Review Article |
Regression Based Predictive Machine Learning Model for Pervasive Data Analysis in Power Systems
Author(s): Dr. K. Sasikala1, Dr. J. Jayakumar2, Dr. A. Senthil Kumar3, Dr. Shanty Chacko4 and Dr. Hephzibah Jose Queen5
Published In : International Journal of Electrical and Electronics Research (IJEER) Volume 10, Issue 3
Publisher : FOREX Publication
Published : 07 September 2022
e-ISSN : 2347-470X
Page(s) : 550-556
Abstract
The main aim of this paper is to highlight the benefits of Machine Learning in the power system applications.

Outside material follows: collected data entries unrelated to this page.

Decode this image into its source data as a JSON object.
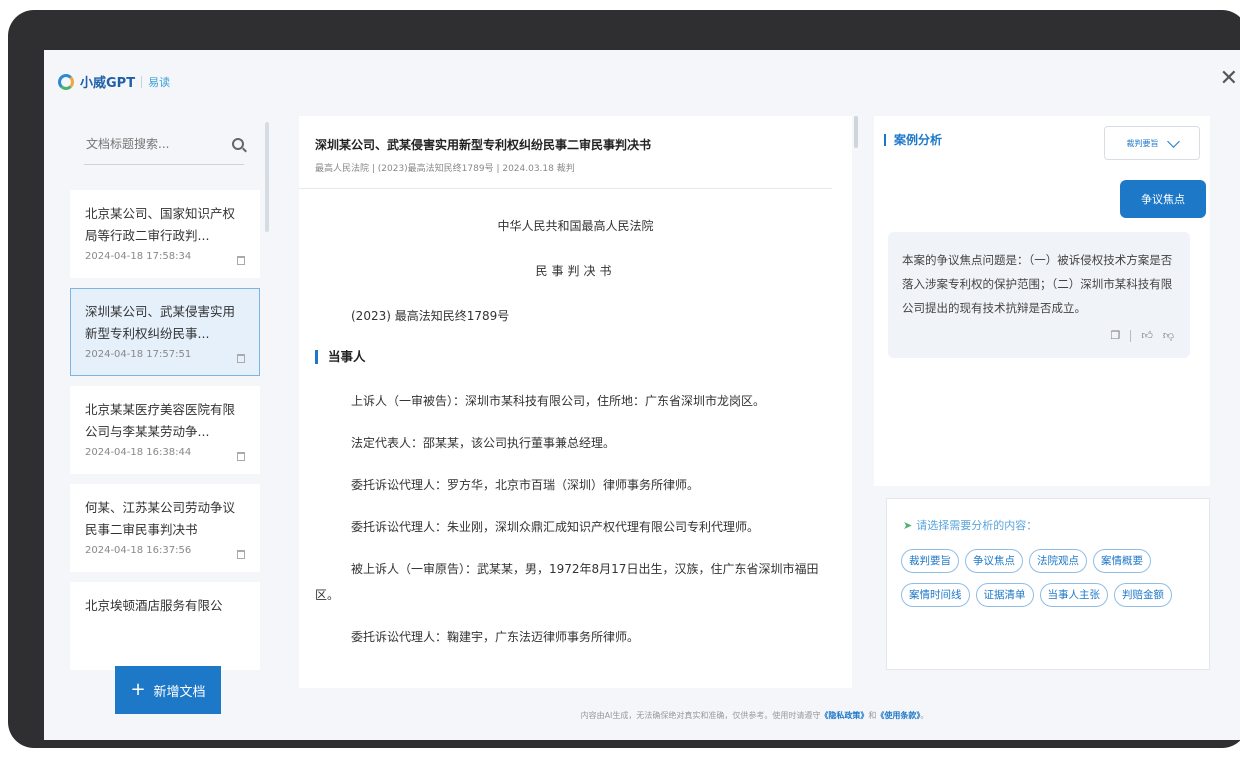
{
  "brand": {
    "name": "小威GPT",
    "product": "易读"
  },
  "sidebar": {
    "search_placeholder": "文档标题搜索...",
    "documents": [
      {
        "title": "北京某公司、国家知识产权局等行政二审行政判...",
        "time": "2024-04-18 17:58:34",
        "active": false
      },
      {
        "title": "深圳某公司、武某侵害实用新型专利权纠纷民事...",
        "time": "2024-04-18 17:57:51",
        "active": true
      },
      {
        "title": "北京某某医疗美容医院有限公司与李某某劳动争...",
        "time": "2024-04-18 16:38:44",
        "active": false
      },
      {
        "title": "何某、江苏某公司劳动争议民事二审民事判决书",
        "time": "2024-04-18 16:37:56",
        "active": false
      },
      {
        "title": "北京埃顿酒店服务有限公",
        "time": "",
        "active": false
      }
    ],
    "add_button": "新增文档"
  },
  "document": {
    "title": "深圳某公司、武某侵害实用新型专利权纠纷民事二审民事判决书",
    "meta": "最高人民法院 | (2023)最高法知民终1789号 | 2024.03.18 裁判",
    "court": "中华人民共和国最高人民法院",
    "doc_type": "民事判决书",
    "case_no": "(2023) 最高法知民终1789号",
    "section": "当事人",
    "paragraphs": [
      "上诉人（一审被告）：深圳市某科技有限公司，住所地：广东省深圳市龙岗区。",
      "法定代表人：邵某某，该公司执行董事兼总经理。",
      "委托诉讼代理人：罗方华，北京市百瑞（深圳）律师事务所律师。",
      "委托诉讼代理人：朱业刚，深圳众鼎汇成知识产权代理有限公司专利代理师。",
      "被上诉人（一审原告）：武某某，男，1972年8月17日出生，汉族，住广东省深圳市福田区。",
      "委托诉讼代理人：鞠建宇，广东法迈律师事务所律师。"
    ]
  },
  "analysis": {
    "title": "案例分析",
    "select_value": "裁判要旨",
    "question_button": "争议焦点",
    "answer": "本案的争议焦点问题是：（一）被诉侵权技术方案是否落入涉案专利权的保护范围；（二）深圳市某科技有限公司提出的现有技术抗辩是否成立。",
    "suggest_title": "请选择需要分析的内容：",
    "tags": [
      "裁判要旨",
      "争议焦点",
      "法院观点",
      "案情概要",
      "案情时间线",
      "证据清单",
      "当事人主张",
      "判赔金额"
    ]
  },
  "footer": {
    "text_before": "内容由AI生成，无法确保绝对真实和准确，仅供参考。使用时请遵守",
    "privacy": "《隐私政策》",
    "and": "和",
    "terms": "《使用条款》",
    "end": "。"
  }
}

The regression-based machine learning model is used in this paper for predicting the power system analysis and Economic analysis results. In this paper, Predictive ML models for two modified IEEE 14-bus and IEEE-30 bus systems, integrated with renewable energy sources and reactive power compensative devices are proposed and developed with features that include an hour of the day, solar irradiation, wind velocity, dynamic grid price, and system load. An hour-wise input database for the model development is generated from monthly average data and hour-wise daily curves with normally distributed standard deviations. A very significant Validation technique (K Fold cross validation technique) is explained. Correlation between Input and output variable using spearman’s correlation analysis using Heat maps. Followed by the Multiple Linear Regression based Training and testing of the Modified IEEE 14 and IEEE30 Bus systems for base load case, 10% and 20% load increment with the 5-fold cross validation is also presented. Comparative analysis is performed to find the best fit ML Model for our research.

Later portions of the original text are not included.